There are science museums in many cities from San Francisco's
Exploratorium to Melbourne's
Scienceworks Museum. As usual they are often thought of as the latest fad with everyone trying to jump onto the band wagon. As usual a better opinion looks back eighty years to the
Deutsches Museum of Munich, opened in 1925. Another, deeper, dip in to history turns up the fact that the French revolutionaries of the 1790s wanted to have a collection of technical equipment on display with an attendant to explain how things worked. Sadly, the plan was not put in to action. Other collections were assembled during the nineteenth century, notably that of the South Kensington Museum in London, later to become the Science Museum, but they were largely collections of objects arranged in stationary exhibitions.
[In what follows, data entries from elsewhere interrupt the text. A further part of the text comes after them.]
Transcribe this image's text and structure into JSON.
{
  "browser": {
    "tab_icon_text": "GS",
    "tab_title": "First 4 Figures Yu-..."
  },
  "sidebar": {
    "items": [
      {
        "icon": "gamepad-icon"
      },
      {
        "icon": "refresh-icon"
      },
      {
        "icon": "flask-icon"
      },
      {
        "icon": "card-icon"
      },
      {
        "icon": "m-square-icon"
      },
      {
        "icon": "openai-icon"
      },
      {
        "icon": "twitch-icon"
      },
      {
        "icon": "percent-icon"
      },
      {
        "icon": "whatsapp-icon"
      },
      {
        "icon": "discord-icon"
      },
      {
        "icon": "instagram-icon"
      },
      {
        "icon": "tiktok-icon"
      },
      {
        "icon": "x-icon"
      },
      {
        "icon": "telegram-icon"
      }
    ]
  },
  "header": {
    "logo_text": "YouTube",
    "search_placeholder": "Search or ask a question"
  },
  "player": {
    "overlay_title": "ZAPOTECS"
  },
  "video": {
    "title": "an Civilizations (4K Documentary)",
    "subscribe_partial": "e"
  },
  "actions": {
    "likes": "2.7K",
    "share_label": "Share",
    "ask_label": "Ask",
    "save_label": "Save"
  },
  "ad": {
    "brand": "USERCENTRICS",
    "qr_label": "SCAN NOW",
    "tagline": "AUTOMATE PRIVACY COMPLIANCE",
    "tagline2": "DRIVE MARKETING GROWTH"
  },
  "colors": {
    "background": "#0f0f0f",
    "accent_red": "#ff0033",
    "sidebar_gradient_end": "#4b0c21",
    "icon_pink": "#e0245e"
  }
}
The point about the Deutsches Museum, established by the visionary Dr Oskar von Miller, was that it aimed at comprehensive coverage of science and technology, and many things
worked. The visitor, or a museum guide, could push a button and see the wheels go round (or pistons go in and out, levers up and down and whatever). The aim now was to display not just an artefact but a process, an action, a dynamic and informative exhibition. It was still a historical viewing rather than a statement of the present or exploration of the future, but it was hugely influential. Other museums installed their own working exhibits. The Palace of Discovery (
Palais de la Decouverte) in Paris opened in 1937 with university students explaining to visitors how scientific experiments worked. In Vienna, London, Chicago and Toronto teaching was the aim - or from the visitors' viewpoint, discovery. Children's museums in San Francisco, Boston and Bristol, England led the way to 'non-historic', interactive, demonstration exhibits using a growing range of new technologies. The NEMO centre in Amsterdam is a recent addition.
And it isn't about the past but the present; in fact it is as much about the future as the vast majority of its tourists are forming ideas that will shape their part within it. NEMO is about the unknown and the still-to-be discovered.